Grid charges can be categorized into energy charges, demand charges and fixed charges. Energy charge is the cost ($/kWh) of consumption. Demand charge is the cost ($/kW) of demand. Demand charges are the utility’s way of discouraging sudden spikes in demand. Peak shaving or demand charge reduction aims to reduce a customer's electricity bill by reducing these demand charges. To reduce demand charges, HOMER Grid will try to limit the peak power purchased during each month.
Observe the graph below: (Electric load = red; Grid purchases = green; demand limit = black; State of Charge = orange)
The demand limit is an artificial limit that restricts the maximum allowable grid purchase. In the above graph, observe that the green lines (grid purchases) do not exceed the black line (demand limit). HOMER Grid varies the demand limit on a monthly basis. One of the objectives of the HOMER Grid control strategy is optimizing the demand limit in every month to achieve maximum reduction in demand charges. As shown on the second axis, HOMER Grid will strategically discharge batteries to lower the monthly demand charge.
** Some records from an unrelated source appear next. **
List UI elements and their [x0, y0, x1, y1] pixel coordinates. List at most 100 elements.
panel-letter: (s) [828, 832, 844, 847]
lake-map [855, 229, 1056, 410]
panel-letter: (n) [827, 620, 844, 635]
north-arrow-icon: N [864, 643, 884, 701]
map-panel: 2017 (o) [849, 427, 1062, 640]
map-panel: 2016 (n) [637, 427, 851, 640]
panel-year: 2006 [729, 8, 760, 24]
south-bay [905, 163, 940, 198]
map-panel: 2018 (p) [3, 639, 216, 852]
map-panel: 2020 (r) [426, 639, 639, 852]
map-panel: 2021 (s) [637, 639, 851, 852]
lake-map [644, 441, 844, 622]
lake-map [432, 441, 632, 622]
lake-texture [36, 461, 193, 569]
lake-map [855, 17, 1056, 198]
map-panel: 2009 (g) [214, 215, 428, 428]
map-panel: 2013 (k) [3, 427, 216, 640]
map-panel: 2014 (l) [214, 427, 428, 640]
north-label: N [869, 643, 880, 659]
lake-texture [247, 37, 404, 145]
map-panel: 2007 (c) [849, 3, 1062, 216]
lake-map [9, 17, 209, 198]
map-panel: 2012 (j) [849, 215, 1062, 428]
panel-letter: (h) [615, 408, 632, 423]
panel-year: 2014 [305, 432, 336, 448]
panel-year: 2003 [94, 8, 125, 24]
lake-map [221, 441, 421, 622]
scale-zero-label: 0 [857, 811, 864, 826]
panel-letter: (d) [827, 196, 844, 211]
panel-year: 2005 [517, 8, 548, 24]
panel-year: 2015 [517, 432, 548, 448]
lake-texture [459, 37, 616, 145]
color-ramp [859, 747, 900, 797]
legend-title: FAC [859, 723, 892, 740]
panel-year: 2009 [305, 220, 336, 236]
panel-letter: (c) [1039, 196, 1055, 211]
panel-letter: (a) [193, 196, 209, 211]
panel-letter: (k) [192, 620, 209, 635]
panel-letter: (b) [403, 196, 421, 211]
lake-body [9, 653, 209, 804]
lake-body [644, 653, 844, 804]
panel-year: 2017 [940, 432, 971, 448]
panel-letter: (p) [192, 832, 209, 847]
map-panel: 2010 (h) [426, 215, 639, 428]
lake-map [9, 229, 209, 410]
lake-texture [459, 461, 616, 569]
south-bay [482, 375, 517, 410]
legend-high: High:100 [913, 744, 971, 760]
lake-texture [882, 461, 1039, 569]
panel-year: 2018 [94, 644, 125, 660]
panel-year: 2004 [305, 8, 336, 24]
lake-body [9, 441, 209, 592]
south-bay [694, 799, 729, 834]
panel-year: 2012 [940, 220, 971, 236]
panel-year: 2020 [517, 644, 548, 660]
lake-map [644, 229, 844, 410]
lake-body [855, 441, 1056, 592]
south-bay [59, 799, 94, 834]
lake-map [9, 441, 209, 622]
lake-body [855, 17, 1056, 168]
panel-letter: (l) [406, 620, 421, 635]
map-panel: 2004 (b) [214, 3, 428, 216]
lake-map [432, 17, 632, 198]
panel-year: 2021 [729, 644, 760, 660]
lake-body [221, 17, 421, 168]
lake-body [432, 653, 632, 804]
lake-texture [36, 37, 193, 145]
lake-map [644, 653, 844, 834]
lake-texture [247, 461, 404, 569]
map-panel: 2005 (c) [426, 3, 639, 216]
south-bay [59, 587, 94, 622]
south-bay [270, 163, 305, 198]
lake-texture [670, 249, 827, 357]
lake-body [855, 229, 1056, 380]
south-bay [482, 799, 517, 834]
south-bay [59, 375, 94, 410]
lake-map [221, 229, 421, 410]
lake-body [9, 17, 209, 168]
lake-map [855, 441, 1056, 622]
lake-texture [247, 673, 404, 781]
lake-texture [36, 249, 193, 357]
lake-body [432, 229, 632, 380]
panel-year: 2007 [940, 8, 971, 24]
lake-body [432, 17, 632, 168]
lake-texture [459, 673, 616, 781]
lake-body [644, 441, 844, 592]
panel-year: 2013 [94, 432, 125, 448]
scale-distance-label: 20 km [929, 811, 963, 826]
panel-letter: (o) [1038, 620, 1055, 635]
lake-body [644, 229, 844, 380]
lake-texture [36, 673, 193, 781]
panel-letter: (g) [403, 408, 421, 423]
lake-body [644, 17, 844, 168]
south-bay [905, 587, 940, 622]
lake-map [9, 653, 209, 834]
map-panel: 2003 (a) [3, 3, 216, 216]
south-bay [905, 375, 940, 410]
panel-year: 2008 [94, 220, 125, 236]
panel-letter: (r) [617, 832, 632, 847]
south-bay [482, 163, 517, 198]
The dispatch algorithm is responsible for deciding in each time step on how the electrical load is served by the available electric generation sources. Among the many decisions it takes, it decides if the battery should be charged by the grid, if it makes sense to buy from the grid, and/or if it should run the generator. The dispatch in HOMER Grid has ‘48-hour look-ahead’, meaning that it knows:
•The electric demand for each time step in the future
•The utility rate schedule
•PV production for each time step in the future
HOMER Grid will optimize and find the least cost system by reducing demand charges and engaging in energy arbitrage if viable. Along with optimizing the sizes of components, HOMER Grid optimizes demand limits for every month. For a given system configuration and size, the Optimizer tries to find the lowest cost grid power demand limit for each month. This often is the lowest peak demand that will, when combined with the PV, storage, and generator, still serve the facility’s electrical load. For systems with a generator, the tradeoff between generator operating costs and reduced grid charges is considered.
If this system is feasible, meaning the electrical demand is being served in each time step without exceeding the peak demand limit, the economics of the system are calculated. The system will get ranked in order of NPC in the final results table.
The dispatch looks two days (48 hours) into the future in each time step when making a dispatch decision. It looks ahead to see if there could be a capacity shortage in the next 48 hours and adjusts its dispatch decision to avoid it if possible. This could involve buying more power from the grid to charge the battery extra during the current time step or turning on the generator to charge the battery even more. It also looks ahead for surplus PV energy (times when the PV output power is greater than the load) and tries to leave headroom in the battery to capture this surplus if it can.
Finally, when arbitrage is feasible, the dispatcher generally prefers offsetting grid purchases to outright selling of battery energy. For example, the dispatcher would prefer to serve all the load from the battery during a period of expensive grid prices rather than selling all the battery right away.
If the system includes a CHP generator and a thermal load, the dispatch evaluates the cost of supplying head from the available sources (electric heater, boiler and CHP generator), and chooses the lowest cost combination.
Tip: You are required to include a boiler if you have a thermal load, and the boiler has unlimited capacity. If you want the controller to not use the boiler at all, you can choose a very high price for the boiler’s fuel. If you have a generator, be sure to use a different fuel for the generator than for the boiler. The LCOE reported in the results tables will be wrong if you use this workaround.